The "made lower" is thus placed beyond doubt as signifying humiliation; the comparison is not how little was between him and God, but how there was a little between him and angels, and that little on the side of apparent inferiority during the days of his humiliation - thought only as a scaffolding for his rising after in our nature far beyond every angel.

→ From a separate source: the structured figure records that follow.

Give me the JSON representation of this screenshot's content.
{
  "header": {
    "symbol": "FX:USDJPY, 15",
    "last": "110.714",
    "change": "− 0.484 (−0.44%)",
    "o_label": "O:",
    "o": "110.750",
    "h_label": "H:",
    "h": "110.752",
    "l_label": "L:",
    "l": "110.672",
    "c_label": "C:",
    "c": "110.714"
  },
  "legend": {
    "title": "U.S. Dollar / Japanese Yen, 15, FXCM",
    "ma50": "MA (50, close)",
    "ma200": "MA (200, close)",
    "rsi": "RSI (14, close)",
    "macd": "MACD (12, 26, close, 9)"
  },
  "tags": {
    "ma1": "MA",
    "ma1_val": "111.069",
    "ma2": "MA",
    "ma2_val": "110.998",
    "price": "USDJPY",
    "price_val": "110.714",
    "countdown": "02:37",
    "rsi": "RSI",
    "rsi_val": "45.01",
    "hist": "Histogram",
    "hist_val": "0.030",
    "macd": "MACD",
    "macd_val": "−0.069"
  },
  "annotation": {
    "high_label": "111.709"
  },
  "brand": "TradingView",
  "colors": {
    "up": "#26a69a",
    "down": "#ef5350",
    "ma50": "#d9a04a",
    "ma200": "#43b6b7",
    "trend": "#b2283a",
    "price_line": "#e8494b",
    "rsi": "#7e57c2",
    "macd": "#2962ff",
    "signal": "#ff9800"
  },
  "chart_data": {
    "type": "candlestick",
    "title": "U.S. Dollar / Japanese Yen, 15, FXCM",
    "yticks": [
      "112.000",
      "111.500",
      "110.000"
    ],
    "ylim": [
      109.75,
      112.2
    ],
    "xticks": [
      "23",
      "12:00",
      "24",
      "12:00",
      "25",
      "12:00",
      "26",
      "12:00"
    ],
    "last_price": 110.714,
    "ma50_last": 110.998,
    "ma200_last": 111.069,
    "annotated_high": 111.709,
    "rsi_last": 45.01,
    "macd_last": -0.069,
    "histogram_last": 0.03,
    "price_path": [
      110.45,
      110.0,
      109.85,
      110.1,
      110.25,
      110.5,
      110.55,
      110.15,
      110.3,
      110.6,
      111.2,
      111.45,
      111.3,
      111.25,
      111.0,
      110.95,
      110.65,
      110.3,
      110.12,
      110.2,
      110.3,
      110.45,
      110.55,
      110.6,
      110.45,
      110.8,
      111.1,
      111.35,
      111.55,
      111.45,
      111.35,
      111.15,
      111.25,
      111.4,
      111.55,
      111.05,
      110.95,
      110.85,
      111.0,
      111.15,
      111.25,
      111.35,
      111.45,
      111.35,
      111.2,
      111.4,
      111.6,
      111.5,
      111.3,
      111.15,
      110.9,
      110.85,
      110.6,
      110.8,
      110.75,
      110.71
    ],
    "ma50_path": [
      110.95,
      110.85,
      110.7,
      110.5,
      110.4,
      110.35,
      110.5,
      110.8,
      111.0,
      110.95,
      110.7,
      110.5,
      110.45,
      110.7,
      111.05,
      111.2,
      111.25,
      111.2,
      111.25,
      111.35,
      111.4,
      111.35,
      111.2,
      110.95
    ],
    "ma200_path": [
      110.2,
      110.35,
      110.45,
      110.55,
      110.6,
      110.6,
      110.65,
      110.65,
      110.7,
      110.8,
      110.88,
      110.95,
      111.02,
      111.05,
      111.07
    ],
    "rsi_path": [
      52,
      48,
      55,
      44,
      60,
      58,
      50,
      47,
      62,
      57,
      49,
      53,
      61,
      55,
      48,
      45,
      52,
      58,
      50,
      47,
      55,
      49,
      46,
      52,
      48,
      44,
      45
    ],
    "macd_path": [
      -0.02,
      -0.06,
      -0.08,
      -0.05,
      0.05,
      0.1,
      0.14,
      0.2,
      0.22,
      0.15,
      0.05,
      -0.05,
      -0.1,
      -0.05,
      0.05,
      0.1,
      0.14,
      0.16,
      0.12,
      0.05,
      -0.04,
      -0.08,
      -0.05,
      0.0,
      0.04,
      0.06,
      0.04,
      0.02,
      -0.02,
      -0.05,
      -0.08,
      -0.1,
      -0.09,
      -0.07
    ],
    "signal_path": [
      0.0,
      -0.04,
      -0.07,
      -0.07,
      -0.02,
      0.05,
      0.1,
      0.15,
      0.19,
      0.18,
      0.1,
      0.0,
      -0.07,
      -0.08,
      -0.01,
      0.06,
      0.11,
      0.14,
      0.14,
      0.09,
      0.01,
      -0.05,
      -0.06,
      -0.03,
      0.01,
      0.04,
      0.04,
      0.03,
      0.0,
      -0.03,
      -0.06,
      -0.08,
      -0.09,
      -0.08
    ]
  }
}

One other difficulty remains. At what point does this Psalm leave off the subject of man in general, and begin to speak of man's Head? We think it is at the word: you visited. Out of this visiting emerges nothing less than man's exaltation in his Head; and this sense of visiting seems referred to in Luke 1:68.

As the "manifesting" Jehovah's "name" was our Lord's unvarying design in all his work at his first coming (John 18:6,26) so shall it be his design at his second. Isaiah 30:27 introduces that event by "Behold, the name of the Lord comes." To this, indeed, he may refer, when John 18:26 he says that he not only has declared that name but he will declare it. Is there not a link of connection here?

Our Psalm and that wondrous prayer in which he looked onward to coming glory, both speak much of that Name. The dominion of the Second Adam shall carry on this discovery to the praise of his glory; and viewing the Psalm as pointing to this we may say, that it contains - the manifestation of Jehovah's name in the dominion of the Son of man.